Маринка смотрела на сидящего рядом с ней парня из прошлой, давно ушедшей жизни и не могла найти слов, чтобы рассказать ему все это. То, что было с ней тогда, – оно с кем-то другим было, не с ней совсем, с другой Маринкой, той, которую прозвали Птицей за легкость смеха и слов. Эта девочка ушла навсегда – то ли в том холодном грязном переходе осталась, то ли умерла при родах, то ли тихо загнулась в больнице, когда бессонные ночи у постели дочери кружили ее в своем хороводе. И не объяснишь это – чувство бессилия, когда ни одна собака не поможет; когда приходится выкручиваться самой; когда те, кого считал друзьями, отворачиваются, и ты видишь только их усталые спины. Тусовка, тусовка… Нет, были, наверное, и те, кто мог бы помочь, но, может, она просто не нашла их? Где был он, Джин, так долго твердивший о любви к ней? Если бы он нашел ее тогда… кто знает.
– Как мне рассказать тебе это… – прошептала она.
– Не надо ничего рассказывать, – так же тихо ответил Джин. – Не береди душу. Я же вижу – тебе хорошо здесь. Живи…
– Прости меня, – шепнула Маринка, отворачиваясь.
– Мама! – прозвенел за стенкой детский голосок, что-то грохнуло, раздался громкий и требовательный рев.
– Что-то разбила? – через силу улыбнулся Джин.
– Похоже на то… – Маринка сорвалась и выбежала из комнаты.
Джин поднялся, бесшумно подхватил шмотник и так же бесшумно вышел. Где тут у них дверь?
Чистенькие ступени послушно ложились под ноги. Не дело это – бередить душу, если нет в том нужды…
Он толкнул подъездную дверь, зажмурившись от яркого солнца, и быстро пошел по двору – прочь, прочь, прочь. У арки не выдержал, обернулся.
Показалось ему, или в том окне мелькнула за занавеской легкая тень? Да нет, наверное, это солнечный блик высветил на стекле знакомое лицо…
Джин свернул за угол. В этом киоске такое вкусное мороженое…

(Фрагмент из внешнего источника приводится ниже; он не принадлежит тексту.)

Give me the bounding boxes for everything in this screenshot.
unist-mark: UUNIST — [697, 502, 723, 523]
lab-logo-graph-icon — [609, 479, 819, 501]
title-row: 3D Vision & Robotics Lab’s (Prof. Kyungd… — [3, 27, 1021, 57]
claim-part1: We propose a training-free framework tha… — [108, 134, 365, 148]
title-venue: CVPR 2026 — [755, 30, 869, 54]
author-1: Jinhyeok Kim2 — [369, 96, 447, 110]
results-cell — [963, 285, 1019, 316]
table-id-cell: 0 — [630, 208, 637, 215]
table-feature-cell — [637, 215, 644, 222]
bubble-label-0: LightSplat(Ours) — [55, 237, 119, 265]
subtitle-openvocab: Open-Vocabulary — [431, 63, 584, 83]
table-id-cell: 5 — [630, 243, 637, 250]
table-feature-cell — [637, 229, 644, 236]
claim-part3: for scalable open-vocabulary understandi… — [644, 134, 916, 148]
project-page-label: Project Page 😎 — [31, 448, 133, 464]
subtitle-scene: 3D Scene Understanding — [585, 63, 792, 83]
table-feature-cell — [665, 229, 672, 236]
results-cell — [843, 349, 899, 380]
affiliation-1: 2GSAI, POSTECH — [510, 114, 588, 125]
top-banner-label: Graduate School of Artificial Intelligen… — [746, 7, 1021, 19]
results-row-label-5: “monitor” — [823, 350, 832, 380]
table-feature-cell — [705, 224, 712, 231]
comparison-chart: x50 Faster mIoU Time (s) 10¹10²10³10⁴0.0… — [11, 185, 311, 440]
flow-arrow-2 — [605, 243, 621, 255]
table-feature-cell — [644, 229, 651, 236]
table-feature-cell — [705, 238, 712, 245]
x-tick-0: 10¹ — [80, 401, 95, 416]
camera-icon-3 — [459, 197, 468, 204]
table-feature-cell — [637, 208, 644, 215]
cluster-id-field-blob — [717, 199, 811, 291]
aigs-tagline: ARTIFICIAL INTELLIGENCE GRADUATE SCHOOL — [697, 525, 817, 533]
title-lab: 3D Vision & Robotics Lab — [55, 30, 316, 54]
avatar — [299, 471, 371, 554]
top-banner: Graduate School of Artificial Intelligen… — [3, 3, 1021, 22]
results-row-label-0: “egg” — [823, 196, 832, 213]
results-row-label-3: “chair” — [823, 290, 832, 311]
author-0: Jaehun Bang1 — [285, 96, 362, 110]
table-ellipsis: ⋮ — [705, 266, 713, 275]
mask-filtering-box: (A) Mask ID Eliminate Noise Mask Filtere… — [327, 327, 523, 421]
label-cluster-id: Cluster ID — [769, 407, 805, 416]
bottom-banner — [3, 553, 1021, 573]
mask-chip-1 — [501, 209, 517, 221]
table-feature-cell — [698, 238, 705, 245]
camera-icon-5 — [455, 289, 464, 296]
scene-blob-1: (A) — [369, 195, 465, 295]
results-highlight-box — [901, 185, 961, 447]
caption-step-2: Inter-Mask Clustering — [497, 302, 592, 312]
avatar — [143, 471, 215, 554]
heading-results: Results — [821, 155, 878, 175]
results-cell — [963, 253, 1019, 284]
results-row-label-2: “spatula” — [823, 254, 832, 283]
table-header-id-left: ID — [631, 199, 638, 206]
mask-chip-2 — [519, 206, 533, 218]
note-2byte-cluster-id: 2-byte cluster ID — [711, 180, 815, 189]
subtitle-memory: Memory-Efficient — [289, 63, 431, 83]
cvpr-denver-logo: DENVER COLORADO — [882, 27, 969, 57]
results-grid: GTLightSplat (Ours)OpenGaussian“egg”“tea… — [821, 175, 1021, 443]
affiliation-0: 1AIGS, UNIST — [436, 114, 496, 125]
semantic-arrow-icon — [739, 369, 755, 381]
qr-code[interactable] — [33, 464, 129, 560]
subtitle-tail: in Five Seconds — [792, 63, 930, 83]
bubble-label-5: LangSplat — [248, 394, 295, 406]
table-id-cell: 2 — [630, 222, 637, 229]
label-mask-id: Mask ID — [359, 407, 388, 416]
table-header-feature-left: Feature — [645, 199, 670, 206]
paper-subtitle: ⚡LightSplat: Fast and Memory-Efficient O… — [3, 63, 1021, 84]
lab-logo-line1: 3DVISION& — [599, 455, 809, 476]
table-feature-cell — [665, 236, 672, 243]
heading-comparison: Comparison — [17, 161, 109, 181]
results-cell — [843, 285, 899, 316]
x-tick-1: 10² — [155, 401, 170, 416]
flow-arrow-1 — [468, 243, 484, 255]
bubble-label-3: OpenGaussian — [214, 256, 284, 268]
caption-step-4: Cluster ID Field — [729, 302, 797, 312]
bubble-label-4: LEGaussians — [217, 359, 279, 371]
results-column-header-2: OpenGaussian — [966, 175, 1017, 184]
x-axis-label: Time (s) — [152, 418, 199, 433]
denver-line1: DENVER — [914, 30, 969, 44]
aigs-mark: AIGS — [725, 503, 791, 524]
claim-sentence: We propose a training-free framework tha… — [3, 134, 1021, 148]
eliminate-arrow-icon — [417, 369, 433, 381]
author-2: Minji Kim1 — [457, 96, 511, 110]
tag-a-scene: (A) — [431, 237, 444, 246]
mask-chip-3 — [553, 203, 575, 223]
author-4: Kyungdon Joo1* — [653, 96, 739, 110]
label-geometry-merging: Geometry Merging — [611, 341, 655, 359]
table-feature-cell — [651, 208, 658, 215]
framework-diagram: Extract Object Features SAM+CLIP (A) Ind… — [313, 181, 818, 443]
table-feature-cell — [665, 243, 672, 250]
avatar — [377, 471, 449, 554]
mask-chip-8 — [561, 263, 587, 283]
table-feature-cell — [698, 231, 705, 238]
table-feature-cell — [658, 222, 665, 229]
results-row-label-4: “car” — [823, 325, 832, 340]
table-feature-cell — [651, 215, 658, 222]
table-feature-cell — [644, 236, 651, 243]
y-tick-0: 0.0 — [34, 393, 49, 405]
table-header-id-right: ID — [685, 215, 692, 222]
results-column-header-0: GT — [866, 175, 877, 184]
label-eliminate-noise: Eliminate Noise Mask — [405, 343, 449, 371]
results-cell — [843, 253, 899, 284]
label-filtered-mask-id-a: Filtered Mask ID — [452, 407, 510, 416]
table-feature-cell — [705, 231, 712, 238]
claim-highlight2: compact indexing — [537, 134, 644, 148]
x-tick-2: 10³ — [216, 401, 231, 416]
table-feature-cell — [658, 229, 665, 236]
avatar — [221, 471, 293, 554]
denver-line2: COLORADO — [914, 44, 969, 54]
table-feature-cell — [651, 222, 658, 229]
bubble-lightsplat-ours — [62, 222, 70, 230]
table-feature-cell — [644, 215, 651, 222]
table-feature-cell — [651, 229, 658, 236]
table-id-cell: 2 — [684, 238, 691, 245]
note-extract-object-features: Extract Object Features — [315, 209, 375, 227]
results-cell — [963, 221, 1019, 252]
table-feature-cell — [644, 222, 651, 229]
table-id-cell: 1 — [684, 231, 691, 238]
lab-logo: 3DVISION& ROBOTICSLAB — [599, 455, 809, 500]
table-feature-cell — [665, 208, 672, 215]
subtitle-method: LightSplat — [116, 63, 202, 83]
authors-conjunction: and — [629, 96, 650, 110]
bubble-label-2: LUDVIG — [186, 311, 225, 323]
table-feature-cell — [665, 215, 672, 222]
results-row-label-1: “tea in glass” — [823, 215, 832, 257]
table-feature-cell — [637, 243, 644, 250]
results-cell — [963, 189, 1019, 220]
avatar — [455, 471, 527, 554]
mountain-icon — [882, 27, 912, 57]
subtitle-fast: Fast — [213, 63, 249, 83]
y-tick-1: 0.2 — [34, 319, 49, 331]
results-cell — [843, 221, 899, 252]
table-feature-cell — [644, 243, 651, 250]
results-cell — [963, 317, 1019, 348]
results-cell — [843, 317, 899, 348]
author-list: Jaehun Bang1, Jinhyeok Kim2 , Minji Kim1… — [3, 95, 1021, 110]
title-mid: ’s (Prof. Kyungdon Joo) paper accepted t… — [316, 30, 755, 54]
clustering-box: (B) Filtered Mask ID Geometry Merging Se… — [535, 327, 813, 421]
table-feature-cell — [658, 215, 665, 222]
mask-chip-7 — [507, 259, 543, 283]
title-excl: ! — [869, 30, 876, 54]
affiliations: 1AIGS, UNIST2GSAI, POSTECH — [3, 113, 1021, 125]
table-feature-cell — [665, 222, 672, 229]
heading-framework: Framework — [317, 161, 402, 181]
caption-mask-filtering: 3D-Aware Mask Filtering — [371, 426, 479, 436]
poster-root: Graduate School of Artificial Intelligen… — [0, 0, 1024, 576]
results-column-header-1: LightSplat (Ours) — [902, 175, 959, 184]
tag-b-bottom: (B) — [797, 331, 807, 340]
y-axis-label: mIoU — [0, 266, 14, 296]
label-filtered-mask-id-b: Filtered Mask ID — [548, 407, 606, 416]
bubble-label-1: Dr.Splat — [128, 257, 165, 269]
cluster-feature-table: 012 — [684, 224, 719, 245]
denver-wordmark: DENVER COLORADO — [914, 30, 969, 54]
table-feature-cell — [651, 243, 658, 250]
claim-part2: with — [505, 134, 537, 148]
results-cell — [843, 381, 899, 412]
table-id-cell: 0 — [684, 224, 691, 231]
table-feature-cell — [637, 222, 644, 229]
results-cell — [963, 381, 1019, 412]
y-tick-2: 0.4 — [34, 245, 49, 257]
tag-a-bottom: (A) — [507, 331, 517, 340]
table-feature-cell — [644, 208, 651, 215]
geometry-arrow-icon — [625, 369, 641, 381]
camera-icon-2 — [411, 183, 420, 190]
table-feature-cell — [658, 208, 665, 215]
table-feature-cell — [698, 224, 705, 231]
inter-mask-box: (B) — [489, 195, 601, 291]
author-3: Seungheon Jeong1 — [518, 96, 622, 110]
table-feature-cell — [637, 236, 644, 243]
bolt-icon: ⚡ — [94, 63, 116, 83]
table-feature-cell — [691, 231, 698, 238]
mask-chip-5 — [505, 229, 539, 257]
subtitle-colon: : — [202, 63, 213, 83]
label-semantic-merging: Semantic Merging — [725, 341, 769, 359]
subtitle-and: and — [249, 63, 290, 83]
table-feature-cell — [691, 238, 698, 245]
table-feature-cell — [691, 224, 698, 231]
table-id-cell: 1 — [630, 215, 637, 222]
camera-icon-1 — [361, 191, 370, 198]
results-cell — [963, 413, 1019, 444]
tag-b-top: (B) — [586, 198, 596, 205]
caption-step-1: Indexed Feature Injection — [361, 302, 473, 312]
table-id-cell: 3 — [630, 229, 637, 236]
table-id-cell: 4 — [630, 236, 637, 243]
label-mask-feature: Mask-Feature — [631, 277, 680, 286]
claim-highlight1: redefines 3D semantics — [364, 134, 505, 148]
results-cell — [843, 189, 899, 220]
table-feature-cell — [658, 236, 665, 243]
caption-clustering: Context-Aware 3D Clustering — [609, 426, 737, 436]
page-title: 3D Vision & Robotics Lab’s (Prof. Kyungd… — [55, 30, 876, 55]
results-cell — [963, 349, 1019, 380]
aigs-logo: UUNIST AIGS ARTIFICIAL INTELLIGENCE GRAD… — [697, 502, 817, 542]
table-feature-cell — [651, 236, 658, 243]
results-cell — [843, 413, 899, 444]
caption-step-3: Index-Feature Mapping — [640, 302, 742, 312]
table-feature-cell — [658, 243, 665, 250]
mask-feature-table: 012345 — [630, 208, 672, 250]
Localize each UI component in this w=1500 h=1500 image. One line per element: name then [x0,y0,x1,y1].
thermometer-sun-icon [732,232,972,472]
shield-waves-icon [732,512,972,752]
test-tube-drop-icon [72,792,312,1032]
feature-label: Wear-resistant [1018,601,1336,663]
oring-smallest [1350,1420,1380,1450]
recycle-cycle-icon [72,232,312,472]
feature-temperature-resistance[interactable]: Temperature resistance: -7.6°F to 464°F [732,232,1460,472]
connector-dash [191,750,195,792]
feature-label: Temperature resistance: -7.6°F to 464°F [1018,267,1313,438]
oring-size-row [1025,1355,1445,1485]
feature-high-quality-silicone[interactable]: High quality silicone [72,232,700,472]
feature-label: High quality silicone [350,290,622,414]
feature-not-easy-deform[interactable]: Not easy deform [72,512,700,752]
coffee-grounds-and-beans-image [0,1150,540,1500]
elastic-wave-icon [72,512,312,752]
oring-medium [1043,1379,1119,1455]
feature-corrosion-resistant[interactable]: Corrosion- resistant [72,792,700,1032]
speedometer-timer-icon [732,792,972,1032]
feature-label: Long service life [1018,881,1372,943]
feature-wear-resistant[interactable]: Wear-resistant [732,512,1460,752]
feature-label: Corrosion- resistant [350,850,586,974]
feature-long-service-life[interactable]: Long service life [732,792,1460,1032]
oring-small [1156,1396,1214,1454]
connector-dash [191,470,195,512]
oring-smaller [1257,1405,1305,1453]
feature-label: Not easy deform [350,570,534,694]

Май 2006 г., апрель 2007 г.
Рыжая
Виктор Сергеевич Смолянцев, директор открытого акционерного общества «Росавтодороги», находился с утра в настроении преотменном. Все складывалось отлично – партнеры по бизнесу пошли на уступки; финансовый директор сиял и потирал руки, обещая, словно гадалка, прибыль несказанную; предвыборная агитация (Виктор Сергеевич баллотировался в депутаты городского Собрания) шла полным ходом. Вдобавок ко всему, юная красотка Леся, которую Виктор Сергееевич присмотрел неделю назад в недорогом баре аквапарка, оказалась девицей чрезвычайно покладистой и без амбиций. Натиск включал в себя мощь, быстроту, щедрость и обещал плоды буквально уже вот… может быть, даже этим вечером.